Immédiatement, je tente de prendre une grande bouffée d’air frais, mais je me mets à tousser. Bien que je sois au bord de la mer, l’air est bien différent de Paldea, ma région natale. Je comprends que cela vient de la pollution dont est victime la région d’Unys.
Je fais timidement quelques pas, et me contente de quitter le port dans un premier temps. Je regarde autour de moi, un peu perdue. La population qui circule est dense, et des bâtiments immenses se dressent devant moi, tels des Pokémon Dynamax.
Je me suis bien préparée avant de venir, et j’ai imprimé un plan avec mon itinéraire pour me rendre à ma destination : La Baston SARL. En effet, la raison pour laquelle je me rends à Volucité aujourd’hui est simple : un entretien d’embauche pour un poste de secrétaire d’accueil.

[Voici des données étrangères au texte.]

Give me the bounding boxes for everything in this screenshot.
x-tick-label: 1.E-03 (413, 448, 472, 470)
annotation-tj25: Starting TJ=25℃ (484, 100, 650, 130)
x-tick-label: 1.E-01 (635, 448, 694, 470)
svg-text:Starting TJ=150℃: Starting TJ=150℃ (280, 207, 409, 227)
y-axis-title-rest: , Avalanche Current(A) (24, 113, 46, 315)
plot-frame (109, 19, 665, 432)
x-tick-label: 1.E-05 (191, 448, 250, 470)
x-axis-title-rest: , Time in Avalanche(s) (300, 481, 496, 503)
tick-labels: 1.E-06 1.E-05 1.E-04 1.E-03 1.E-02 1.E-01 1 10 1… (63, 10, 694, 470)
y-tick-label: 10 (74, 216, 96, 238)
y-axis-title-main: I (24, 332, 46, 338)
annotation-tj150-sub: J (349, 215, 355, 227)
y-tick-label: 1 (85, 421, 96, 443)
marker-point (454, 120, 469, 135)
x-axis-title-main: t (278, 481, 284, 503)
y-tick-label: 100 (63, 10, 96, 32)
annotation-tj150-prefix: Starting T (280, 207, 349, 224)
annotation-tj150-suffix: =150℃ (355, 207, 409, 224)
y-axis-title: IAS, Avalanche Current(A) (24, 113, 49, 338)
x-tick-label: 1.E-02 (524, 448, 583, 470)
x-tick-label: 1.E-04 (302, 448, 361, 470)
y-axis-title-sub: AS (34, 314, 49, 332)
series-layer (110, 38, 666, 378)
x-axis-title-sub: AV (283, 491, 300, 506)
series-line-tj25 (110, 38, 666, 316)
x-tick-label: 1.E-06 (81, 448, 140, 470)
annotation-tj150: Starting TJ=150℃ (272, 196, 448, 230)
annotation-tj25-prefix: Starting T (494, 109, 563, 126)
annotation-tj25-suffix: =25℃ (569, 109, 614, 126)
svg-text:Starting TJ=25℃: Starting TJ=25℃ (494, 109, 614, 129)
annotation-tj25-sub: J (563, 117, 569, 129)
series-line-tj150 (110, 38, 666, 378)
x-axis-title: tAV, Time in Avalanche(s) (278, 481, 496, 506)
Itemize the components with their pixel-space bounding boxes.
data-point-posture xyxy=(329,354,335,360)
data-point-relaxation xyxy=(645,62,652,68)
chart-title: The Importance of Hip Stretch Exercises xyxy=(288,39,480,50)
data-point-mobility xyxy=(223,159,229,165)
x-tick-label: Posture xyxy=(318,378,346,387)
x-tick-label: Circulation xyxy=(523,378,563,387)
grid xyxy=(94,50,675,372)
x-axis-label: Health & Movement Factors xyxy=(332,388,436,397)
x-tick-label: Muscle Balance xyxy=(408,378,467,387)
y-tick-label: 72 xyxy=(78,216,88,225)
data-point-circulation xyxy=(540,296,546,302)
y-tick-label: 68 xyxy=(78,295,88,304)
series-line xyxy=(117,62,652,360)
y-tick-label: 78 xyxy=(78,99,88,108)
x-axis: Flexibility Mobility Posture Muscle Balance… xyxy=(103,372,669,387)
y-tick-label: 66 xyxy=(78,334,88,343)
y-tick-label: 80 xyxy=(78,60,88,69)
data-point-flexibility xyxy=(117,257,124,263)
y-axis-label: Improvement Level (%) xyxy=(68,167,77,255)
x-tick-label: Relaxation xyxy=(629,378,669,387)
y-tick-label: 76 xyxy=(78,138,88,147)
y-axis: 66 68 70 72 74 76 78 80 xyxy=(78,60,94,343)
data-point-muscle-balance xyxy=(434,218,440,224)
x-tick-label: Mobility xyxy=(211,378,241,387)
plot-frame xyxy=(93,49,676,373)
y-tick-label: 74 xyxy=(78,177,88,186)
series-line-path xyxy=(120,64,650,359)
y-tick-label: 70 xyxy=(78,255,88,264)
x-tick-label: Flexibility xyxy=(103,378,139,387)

Il est hors de question pour moi d’arriver en retard à mon tout premier entretien. La première impression est toujours importante. C’est ce que l’on m’a enseigné lors de ma formation. La secrétaire d’accueil est le premier rempart d’une entreprise, elle se doit toujours de faire excellente impression.
Passant devant un immeuble aux parois vitrées, je prends le temps de vérifier que ma tenue est impeccable. Une première bonne impression passe dans un premier temps par l’apparence physique.
Pas de cheveux rebelles parmi mes cheveux noirs.
Pas de pli, ni de fil qui dépasse de mon tailleur bleu marine.
Pas de trous dans mon collant.
Pas de saleté sur mes chaussures.
Mon maquillage est à la fois léger et pas trop tape à l'œil. Le crayon autour de mes yeux marron n’a aucunement coulé.
Je continue pendant un bon moment de me scruter frénétiquement dans la vitre à la recherche du moindre défaut. Tout à coup, je remarque que des passants m’observent un peu interloqués. Gênée, je décide de poursuivre mon chemin, quitte à me re-regarder plus tard dans une autre vitre.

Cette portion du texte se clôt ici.